Moira Hahn has exhibited her fine art throughout the US, with a few shows in Japan and Canada, for over two decades. She draws inspiration from various Asian art forms, such as Persian miniatures, Tibetan Thanka paintings, Japanese Ukiyo-e prints, Indian animal drawings, and Chinese guardian figures. In Western art, she is influenced by the documentary art of Explorer/Scientist painters like Martin Johnson Heade, John James Audubon, and Karl Bodmer, which informs her work. She has traveled extensively in the Southwest to study petroglyphs, pictographs, and Native American visual culture.

She admires contemporary artists such as Hilary Brace, Henry Darger, Daniel Du Plessis, Tim Hawkinson, Jess, William Kentridge, Tom Knechtel, Sarah Perry, Ken Price, Hisashi Tenmyouya, and Thomas Woodruff. She holds a BFA in Drawing and Painting from the Maryland Institute College of Art (MICA) in Baltimore, Maryland, and took advantage of a mobility program to attend California College of Arts and Crafts (now California College of the Arts) in Oakland, California. She later studied printmaking at Otis Art Institute and pursued other art curricula at California State University, Fullerton, where she earned an MFA in 2000.

In her 20s, Moira Hahn studied experimental animation at CalArts in Valencia, CA, with Jules Engel, and later worked in the animation industry and illustrated books and magazines for The Pushpin Group, an artists' agency in New York.

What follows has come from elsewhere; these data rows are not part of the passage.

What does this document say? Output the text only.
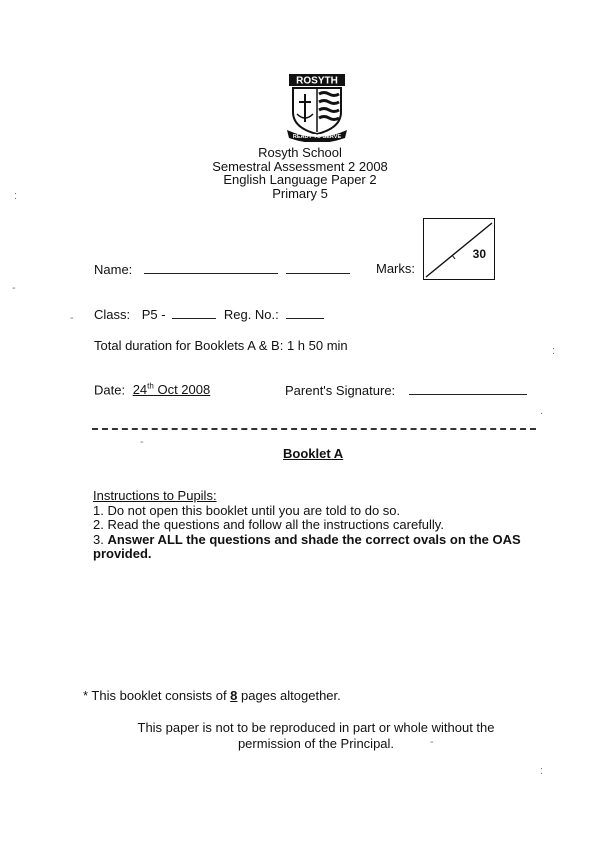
ROSYTH
READY TO SERVE
Rosyth School
Semestral Assessment 2 2008
English Language Paper 2
Primary 5
Name:	Marks:
30
Class: P5 -	Reg. No.:
Total duration for Booklets A & B: 1 h 50 min
Date: 24th Oct 2008	Parent's Signature:
Booklet A
Instructions to Pupils:
1. Do not open this booklet until you are told to do so.
2. Read the questions and follow all the instructions carefully.
3. Answer ALL the questions and shade the correct ovals on the OAS provided.
* This booklet consists of 8 pages altogether.
This paper is not to be reproduced in part or whole without the permission of the Principal.
:
-
-
-
:
.
:
-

She also studied Japanese art in Hawaii and Japan for several years in the 1980s and later taught studio art at colleges and universities in Southern California.

Moira Hahn comes from a lineage of artists on both sides of her family, with her paternal grandparents having met in a landscape painting class in upstate New York. Despite being named after a British ballerina, her parents didn't discourage her early interest in drawing.